SSML editor — Kaizen Speech Studio Help

When to use SSML

Plain text is great when you want the voice to just speak naturally. SSML is for when you need:

Specific pauses (500ms between paragraphs, 2s before a punchline)
Emphasis on specific words
Switching voices mid-speech (dialog, character voice)
Switching languages mid-speech (bilingual narration)
Custom pronunciations (brand names, acronyms)
Overriding prosody on specific phrases

Entering SSML mode

Tick Use SSML format in the Text-to-Speech editor.
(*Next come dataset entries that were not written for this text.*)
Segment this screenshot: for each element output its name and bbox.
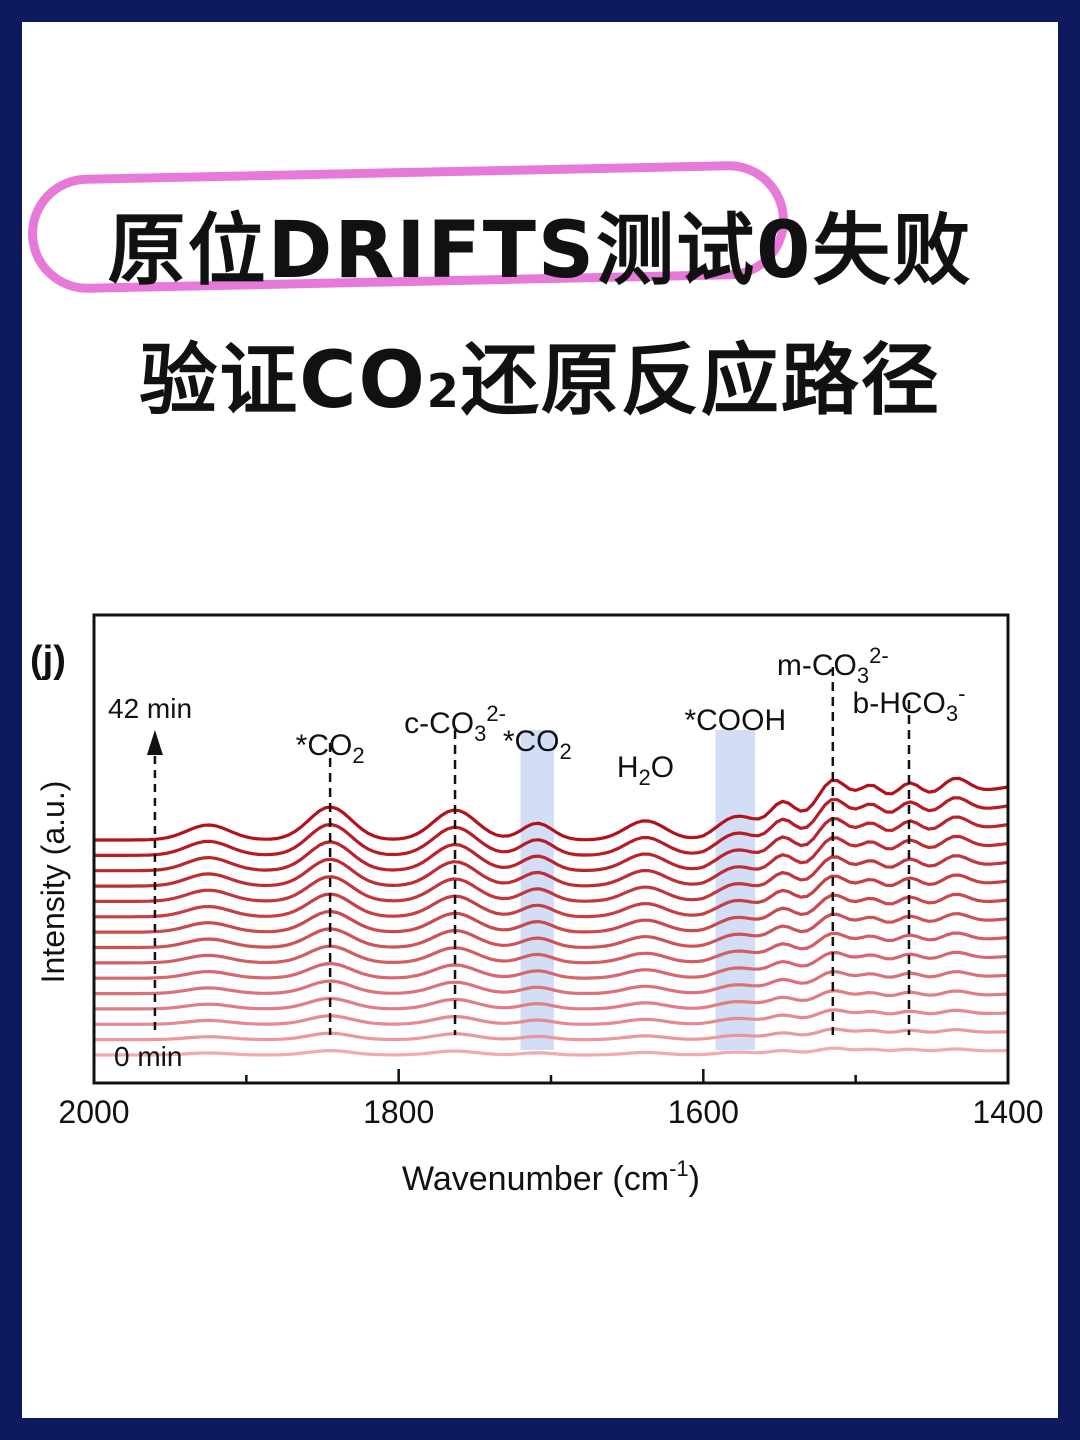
x-axis-label-sup: -1 bbox=[669, 1156, 689, 1181]
annotation-sub: 3 bbox=[946, 701, 958, 726]
headline-line-1: 原位DRIFTS测试0失败 bbox=[0, 188, 1080, 300]
x-tick-label: 1400 bbox=[972, 1094, 1043, 1130]
spectrum-line bbox=[94, 970, 1009, 996]
x-axis-label-end: ) bbox=[689, 1160, 700, 1198]
peak-annotation: b-HCO3- bbox=[853, 681, 966, 726]
peak-annotation: *CO2 bbox=[503, 725, 572, 764]
annotation-base: m-CO bbox=[777, 649, 857, 682]
headline-line-2: 验证CO2还原反应路径 bbox=[0, 318, 1080, 430]
headline-line-2-a: 验证CO bbox=[139, 336, 427, 426]
time-label-start: 0 min bbox=[114, 1041, 182, 1072]
annotation-base: H bbox=[617, 751, 639, 784]
x-tick-label: 2000 bbox=[58, 1094, 129, 1130]
annotation-base: *COOH bbox=[684, 704, 786, 737]
annotation-sub: 2 bbox=[352, 743, 364, 768]
peak-annotation: m-CO32- bbox=[777, 643, 889, 688]
annotation-sub: 3 bbox=[857, 663, 869, 688]
annotation-base: b-HCO bbox=[853, 687, 946, 720]
spectrum-line bbox=[94, 931, 1009, 965]
spectrum-line bbox=[94, 854, 1009, 903]
time-label-end: 42 min bbox=[108, 693, 192, 724]
spectrum-line bbox=[94, 989, 1009, 1011]
spectrum-line bbox=[94, 892, 1009, 934]
panel-label: (j) bbox=[30, 639, 66, 681]
spectrum-line bbox=[94, 1046, 1009, 1057]
annotation-sub: 2 bbox=[638, 765, 650, 790]
annotation-sup: 2- bbox=[869, 643, 889, 668]
x-axis-label: Wavenumber (cm-1) bbox=[402, 1156, 700, 1198]
headline-line-2-sub: 2 bbox=[426, 364, 461, 418]
peak-annotation: *COOH bbox=[684, 704, 786, 737]
x-tick-label: 1600 bbox=[668, 1094, 739, 1130]
x-axis-label-main: Wavenumber (cm bbox=[402, 1160, 669, 1198]
annotation-base: c-CO bbox=[404, 707, 474, 740]
drifts-chart: 2000 1800 1600 1400 (j) Intensity (a.u.) Wa… bbox=[30, 613, 1044, 1198]
spectrum-line bbox=[94, 834, 1009, 888]
spectrum-line bbox=[94, 776, 1009, 842]
content-card bbox=[22, 22, 1058, 1418]
spectrum-line bbox=[94, 815, 1009, 873]
time-arrow-head bbox=[146, 730, 163, 755]
annotation-sub: 3 bbox=[474, 721, 486, 746]
annotation-sup: - bbox=[958, 681, 965, 706]
annotation-tail: O bbox=[651, 751, 674, 784]
headline-line-2-b: 还原反应路径 bbox=[460, 336, 941, 426]
y-axis-label: Intensity (a.u.) bbox=[35, 781, 71, 984]
spectrum-line bbox=[94, 1027, 1009, 1042]
annotation-sup: 2- bbox=[486, 701, 506, 726]
x-tick-label: 1800 bbox=[363, 1094, 434, 1130]
peak-annotation: *CO2 bbox=[296, 729, 365, 768]
headline-line-1-text: 原位DRIFTS测试0失败 bbox=[107, 206, 973, 296]
peak-annotation: H2O bbox=[617, 751, 674, 790]
spectrum-line bbox=[94, 1008, 1009, 1026]
spectrum-line bbox=[94, 912, 1009, 950]
spectrum-line bbox=[94, 950, 1009, 980]
spectrum-line bbox=[94, 873, 1009, 919]
annotation-base: *CO bbox=[296, 729, 353, 762]
annotation-sub: 2 bbox=[560, 739, 572, 764]
annotation-base: *CO bbox=[503, 725, 560, 758]
spectrum-line bbox=[94, 796, 1009, 857]
peak-annotation: c-CO32- bbox=[404, 701, 506, 746]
The plain editor turns into an SSML editor with a toolbar of common inserts.

The SSML editor toolbar

One-click inserts for common tags:

Voice — wrap selected text in <voice name="...">
Style — <mstts:express-as style="cheerful">
Prosody — <prosody rate="fast" pitch="+10%">
Break — <break time="500ms" /> for precise pauses
Language — <lang xml:lang="es-ES"> for inline language switches
Emphasis — <emphasis level="strong">

Example: two-voice dialog

<speak xmlns="http://www.w3.org/2001/10/synthesis" version="1.0" xml:lang="en-US">
  <voice name="en-US-AvaNeural">Hey, did you try the new feature?</voice>
  <break time="400ms" />
  <voice name="en-US-AndrewNeural">Yeah, it's great. Let me show you.</voice>
</speak>

Example: precise pauses

Welcome to the podcast. <break time="1s" />
Today we're talking about desktop software. <break time="500ms" />
And why it still matters.

Validation

Tick Validate SSML before generating. Speech Studio checks syntax locally before sending to Azure — you catch typos without burning API calls.

MultiTalker voices

With a MultiTalker voice (e.g. Ava & Andrew), you don't need to wrap each speaker separately. The model infers turn-taking from your text. Perfect for quick dialog generation.